Caroline Herschel only stood at 4-feet and 3-inches but her contributions to cosmological science were immense, which is why she is being honoured with a Google Doodle on her 266th birthday. The doodle shows Herschel grinning as she looks into the night sky through a telescope while shooting stars pass by overhead.
Herschel was born in 1750, the eighth child in a rural German family with a knack for music. She suffered from a bout of typhus at the age of 10, which stunted her growth and led her mother to believe that she was destined for a life of spinsterhood.
Herschel's career started out in music but following her father's death, she moved to Bath in England aged 22 to join her brother, William, who was pursuing a career as an organist.

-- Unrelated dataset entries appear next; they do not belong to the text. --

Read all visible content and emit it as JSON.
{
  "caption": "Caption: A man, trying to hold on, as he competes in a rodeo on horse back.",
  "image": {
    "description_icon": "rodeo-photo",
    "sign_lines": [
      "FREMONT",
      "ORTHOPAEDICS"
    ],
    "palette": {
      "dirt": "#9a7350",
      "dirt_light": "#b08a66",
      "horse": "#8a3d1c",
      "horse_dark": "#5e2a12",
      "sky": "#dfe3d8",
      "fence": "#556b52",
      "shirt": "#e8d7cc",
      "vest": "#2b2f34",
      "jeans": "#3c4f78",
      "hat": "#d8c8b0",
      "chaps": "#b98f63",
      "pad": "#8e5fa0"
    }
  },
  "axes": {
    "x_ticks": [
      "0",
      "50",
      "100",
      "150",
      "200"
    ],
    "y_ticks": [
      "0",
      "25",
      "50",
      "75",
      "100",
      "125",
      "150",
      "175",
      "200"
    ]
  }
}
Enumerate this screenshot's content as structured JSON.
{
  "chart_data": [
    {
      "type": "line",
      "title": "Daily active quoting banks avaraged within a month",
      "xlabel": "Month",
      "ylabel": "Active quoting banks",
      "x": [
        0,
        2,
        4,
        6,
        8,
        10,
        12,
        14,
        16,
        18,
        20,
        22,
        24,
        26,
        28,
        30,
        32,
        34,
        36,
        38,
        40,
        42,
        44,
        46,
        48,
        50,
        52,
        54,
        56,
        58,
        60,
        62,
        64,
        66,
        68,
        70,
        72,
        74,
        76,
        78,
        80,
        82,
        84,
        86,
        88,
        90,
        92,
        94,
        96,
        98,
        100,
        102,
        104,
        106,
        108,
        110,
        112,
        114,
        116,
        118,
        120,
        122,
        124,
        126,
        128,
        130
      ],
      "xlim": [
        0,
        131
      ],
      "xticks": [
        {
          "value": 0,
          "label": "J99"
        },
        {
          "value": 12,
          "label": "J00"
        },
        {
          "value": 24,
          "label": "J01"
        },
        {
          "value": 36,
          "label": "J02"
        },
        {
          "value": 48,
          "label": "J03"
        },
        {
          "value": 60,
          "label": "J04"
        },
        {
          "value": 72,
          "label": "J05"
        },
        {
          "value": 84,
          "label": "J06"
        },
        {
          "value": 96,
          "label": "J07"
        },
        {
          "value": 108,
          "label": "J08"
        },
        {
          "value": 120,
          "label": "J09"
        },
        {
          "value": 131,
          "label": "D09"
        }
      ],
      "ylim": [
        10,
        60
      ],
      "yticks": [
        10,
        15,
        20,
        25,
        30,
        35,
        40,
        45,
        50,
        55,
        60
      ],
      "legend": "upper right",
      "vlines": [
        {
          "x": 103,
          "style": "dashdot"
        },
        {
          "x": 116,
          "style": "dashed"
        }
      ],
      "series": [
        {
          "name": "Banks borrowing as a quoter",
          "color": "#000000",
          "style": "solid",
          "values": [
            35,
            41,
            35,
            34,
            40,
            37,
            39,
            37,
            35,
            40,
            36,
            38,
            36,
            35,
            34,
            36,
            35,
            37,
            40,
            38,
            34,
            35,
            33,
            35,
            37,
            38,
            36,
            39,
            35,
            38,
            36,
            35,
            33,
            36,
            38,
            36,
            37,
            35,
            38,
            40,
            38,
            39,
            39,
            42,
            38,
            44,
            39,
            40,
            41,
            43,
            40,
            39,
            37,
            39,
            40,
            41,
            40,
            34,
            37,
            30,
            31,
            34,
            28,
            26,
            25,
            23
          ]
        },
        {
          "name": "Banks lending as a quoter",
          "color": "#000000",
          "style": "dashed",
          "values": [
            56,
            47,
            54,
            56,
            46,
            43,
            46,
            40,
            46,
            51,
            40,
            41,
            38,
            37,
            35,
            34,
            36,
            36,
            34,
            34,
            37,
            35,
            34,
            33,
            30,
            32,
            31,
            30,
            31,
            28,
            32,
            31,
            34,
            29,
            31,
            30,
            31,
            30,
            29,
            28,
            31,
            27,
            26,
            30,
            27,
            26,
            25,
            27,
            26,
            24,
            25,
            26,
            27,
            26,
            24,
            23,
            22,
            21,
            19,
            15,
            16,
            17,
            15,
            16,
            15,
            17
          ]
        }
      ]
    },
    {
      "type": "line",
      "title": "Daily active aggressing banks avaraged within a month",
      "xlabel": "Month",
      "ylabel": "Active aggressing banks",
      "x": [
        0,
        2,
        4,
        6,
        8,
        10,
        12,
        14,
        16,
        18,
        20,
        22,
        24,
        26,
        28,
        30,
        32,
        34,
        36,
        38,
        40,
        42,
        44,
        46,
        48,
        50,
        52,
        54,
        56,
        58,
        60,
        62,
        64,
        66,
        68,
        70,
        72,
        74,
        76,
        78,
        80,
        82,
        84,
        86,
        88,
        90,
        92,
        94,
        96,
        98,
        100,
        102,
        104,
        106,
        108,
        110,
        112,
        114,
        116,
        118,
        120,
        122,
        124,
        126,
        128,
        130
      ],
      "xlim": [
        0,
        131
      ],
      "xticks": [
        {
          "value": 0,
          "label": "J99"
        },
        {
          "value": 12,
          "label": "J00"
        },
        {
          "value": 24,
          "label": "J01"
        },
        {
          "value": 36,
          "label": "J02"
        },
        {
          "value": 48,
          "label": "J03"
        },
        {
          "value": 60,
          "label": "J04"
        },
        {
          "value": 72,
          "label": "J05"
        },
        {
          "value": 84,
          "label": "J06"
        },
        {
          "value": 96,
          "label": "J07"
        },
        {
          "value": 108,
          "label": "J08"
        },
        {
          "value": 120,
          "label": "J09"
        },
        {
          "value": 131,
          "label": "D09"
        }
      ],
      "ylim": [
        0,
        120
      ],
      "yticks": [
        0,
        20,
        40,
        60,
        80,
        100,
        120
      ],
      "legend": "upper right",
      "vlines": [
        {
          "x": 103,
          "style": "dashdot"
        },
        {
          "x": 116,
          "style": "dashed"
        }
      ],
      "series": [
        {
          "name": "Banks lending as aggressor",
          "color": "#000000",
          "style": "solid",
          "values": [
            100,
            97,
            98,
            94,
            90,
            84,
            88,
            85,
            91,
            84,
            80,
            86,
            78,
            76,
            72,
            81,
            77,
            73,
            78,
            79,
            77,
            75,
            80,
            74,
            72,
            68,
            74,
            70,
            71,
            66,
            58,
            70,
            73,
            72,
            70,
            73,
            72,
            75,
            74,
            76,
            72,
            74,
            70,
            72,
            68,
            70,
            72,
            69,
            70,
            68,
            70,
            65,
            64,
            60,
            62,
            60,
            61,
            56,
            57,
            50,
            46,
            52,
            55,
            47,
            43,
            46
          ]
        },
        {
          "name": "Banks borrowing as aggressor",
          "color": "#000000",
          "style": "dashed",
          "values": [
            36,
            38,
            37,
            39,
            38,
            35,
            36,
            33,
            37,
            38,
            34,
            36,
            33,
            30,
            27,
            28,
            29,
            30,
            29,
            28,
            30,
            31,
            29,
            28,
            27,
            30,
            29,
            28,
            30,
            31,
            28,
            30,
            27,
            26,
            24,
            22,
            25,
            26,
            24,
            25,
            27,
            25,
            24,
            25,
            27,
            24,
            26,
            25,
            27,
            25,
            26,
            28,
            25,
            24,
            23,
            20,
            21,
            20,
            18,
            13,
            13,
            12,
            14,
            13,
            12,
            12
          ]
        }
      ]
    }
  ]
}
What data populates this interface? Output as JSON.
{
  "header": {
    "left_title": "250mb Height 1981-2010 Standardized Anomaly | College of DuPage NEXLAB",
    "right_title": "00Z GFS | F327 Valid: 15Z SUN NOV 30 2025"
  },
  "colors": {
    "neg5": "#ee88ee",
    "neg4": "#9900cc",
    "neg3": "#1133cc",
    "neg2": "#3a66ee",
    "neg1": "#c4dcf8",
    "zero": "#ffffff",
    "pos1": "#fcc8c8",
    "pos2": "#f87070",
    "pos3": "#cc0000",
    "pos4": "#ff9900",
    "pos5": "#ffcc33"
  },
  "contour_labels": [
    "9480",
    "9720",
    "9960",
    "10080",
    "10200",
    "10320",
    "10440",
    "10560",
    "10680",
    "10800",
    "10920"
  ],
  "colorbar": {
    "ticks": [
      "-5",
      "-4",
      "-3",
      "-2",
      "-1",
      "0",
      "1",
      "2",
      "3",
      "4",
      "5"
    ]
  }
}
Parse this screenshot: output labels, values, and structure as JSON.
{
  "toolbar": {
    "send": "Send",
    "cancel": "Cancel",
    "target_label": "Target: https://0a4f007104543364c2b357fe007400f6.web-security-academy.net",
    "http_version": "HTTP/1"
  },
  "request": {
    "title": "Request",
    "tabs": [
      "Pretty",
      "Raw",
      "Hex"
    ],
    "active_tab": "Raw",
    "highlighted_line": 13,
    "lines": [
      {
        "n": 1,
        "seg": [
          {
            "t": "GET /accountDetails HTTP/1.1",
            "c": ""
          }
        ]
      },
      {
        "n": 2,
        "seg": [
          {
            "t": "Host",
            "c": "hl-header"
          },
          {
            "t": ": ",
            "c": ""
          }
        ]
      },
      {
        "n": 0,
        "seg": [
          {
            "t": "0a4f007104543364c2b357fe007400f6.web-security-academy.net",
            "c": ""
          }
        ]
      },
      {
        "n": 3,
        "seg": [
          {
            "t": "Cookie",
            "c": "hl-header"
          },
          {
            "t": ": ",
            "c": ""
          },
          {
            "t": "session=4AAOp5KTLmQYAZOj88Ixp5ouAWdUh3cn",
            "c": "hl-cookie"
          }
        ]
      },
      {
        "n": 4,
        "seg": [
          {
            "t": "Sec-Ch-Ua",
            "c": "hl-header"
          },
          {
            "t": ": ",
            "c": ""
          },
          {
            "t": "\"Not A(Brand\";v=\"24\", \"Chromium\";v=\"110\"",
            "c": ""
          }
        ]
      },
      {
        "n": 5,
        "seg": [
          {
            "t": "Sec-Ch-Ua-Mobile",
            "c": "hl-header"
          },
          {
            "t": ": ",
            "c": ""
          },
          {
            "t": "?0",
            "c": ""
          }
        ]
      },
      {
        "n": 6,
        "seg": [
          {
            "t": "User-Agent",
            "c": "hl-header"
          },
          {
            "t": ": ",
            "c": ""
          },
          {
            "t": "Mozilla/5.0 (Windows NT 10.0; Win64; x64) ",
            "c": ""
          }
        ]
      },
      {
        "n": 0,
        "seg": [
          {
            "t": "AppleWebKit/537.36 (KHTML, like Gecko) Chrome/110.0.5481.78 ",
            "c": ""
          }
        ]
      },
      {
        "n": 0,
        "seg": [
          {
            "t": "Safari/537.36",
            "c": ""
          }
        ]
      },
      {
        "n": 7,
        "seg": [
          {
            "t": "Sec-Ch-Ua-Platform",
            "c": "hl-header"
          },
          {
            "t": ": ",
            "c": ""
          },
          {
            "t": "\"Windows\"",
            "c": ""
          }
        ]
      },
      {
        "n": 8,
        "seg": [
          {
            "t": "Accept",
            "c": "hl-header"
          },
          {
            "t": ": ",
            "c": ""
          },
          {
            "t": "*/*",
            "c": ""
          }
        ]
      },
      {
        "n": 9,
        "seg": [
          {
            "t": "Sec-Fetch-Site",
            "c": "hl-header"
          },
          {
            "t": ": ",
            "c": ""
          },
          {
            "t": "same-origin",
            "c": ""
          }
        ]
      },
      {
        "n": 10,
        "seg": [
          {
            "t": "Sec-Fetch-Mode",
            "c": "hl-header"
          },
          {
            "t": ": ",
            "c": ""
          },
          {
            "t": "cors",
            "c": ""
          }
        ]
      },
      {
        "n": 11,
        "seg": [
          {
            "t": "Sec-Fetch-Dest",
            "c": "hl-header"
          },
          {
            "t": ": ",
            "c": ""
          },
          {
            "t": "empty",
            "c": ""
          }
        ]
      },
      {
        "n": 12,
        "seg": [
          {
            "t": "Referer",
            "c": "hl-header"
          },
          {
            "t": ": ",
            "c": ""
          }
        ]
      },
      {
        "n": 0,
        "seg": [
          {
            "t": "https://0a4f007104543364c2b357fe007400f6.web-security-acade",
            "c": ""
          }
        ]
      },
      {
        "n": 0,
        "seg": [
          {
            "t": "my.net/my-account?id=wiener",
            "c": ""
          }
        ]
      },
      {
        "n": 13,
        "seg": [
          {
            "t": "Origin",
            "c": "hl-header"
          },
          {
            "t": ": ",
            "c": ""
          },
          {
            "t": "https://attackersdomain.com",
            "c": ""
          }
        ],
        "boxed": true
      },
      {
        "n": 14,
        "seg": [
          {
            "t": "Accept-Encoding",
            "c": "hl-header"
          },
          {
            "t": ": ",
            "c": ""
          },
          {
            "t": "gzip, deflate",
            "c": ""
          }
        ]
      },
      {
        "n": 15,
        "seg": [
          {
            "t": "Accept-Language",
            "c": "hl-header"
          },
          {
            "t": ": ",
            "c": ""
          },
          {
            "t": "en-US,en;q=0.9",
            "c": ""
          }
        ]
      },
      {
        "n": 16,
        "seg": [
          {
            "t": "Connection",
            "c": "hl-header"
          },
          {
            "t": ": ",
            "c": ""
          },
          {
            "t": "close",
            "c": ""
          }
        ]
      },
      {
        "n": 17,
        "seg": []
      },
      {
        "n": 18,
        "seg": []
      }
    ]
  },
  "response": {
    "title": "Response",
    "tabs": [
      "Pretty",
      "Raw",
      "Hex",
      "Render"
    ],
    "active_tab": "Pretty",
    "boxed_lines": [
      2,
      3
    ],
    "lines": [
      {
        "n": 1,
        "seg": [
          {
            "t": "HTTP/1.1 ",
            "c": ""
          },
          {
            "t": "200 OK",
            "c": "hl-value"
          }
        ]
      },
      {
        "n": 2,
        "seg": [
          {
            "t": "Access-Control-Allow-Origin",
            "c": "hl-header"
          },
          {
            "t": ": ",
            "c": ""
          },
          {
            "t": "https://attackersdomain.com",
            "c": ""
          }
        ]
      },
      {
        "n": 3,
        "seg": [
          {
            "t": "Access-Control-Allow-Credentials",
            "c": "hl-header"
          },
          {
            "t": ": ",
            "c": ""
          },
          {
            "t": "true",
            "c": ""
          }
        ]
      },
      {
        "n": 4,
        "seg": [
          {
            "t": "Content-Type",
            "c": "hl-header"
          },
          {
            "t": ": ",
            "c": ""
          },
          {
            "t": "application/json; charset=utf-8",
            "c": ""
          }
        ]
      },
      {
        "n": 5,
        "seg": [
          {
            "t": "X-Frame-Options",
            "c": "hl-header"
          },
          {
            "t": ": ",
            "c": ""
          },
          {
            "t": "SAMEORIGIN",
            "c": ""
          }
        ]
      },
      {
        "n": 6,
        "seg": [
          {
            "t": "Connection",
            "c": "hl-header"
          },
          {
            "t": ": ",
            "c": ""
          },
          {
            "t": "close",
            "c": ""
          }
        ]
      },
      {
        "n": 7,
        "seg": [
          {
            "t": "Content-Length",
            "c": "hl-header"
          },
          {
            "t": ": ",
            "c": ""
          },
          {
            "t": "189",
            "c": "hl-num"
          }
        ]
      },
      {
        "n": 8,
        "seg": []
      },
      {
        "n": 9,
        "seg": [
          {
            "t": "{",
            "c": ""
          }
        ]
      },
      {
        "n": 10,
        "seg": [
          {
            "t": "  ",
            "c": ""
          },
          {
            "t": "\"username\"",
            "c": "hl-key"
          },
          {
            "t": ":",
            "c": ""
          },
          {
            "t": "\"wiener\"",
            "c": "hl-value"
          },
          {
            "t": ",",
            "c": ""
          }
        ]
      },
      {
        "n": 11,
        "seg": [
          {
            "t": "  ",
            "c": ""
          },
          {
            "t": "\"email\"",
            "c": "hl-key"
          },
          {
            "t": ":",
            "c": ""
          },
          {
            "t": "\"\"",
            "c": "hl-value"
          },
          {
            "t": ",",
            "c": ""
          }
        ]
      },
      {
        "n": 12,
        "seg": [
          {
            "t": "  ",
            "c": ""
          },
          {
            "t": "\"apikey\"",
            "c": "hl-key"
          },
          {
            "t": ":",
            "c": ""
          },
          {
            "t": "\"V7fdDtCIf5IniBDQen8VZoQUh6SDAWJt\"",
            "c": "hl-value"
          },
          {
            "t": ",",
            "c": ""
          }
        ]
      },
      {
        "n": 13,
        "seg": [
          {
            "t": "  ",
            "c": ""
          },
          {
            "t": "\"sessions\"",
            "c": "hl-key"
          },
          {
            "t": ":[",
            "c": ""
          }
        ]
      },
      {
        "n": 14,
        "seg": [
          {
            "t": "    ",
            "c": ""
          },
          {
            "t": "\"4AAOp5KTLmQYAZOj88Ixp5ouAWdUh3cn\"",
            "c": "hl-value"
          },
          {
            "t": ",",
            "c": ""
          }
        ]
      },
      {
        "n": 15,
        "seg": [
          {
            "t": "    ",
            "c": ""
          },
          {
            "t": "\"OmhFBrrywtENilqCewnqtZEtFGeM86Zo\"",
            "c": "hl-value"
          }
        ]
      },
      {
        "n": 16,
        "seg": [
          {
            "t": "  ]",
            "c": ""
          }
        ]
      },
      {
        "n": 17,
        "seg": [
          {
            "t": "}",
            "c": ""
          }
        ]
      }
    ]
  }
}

The pair shared a passion for astronomy and William discovered Uranus in 1781, for which he received a knighthood and went on to become King George III's official astronomer the following year.
Caroline Herschel worked as her brother's assistant, but she experienced a major breakthrough of her own in 1786 when she became the first woman to discover a comet. In 1787 she was given a £50 (the equivalent to about £5,700 today) salary by the monarch for her work as William's assistant, making her the first female professional astronomer enlisted by Britain's monarchy.
Describing his aunt's love for the night sky in his diary in 1823, John Herschel wrote: "She runs about the town with me and skips up her two flights of stairs. In the morning, till 11 or 12, she is dull and weary, but as the day advances she gains life, and is quite 'fresh and funny' at 10pm and sings old rhymes, nay, even dances."
A keen observer of the universe, Herschel discovered eight comets, hundreds of stars and received gold medals from the Royal Astronomical society, the Astronomical society of London and the King of Prussia. She died in Hanover in 1848, aged 97.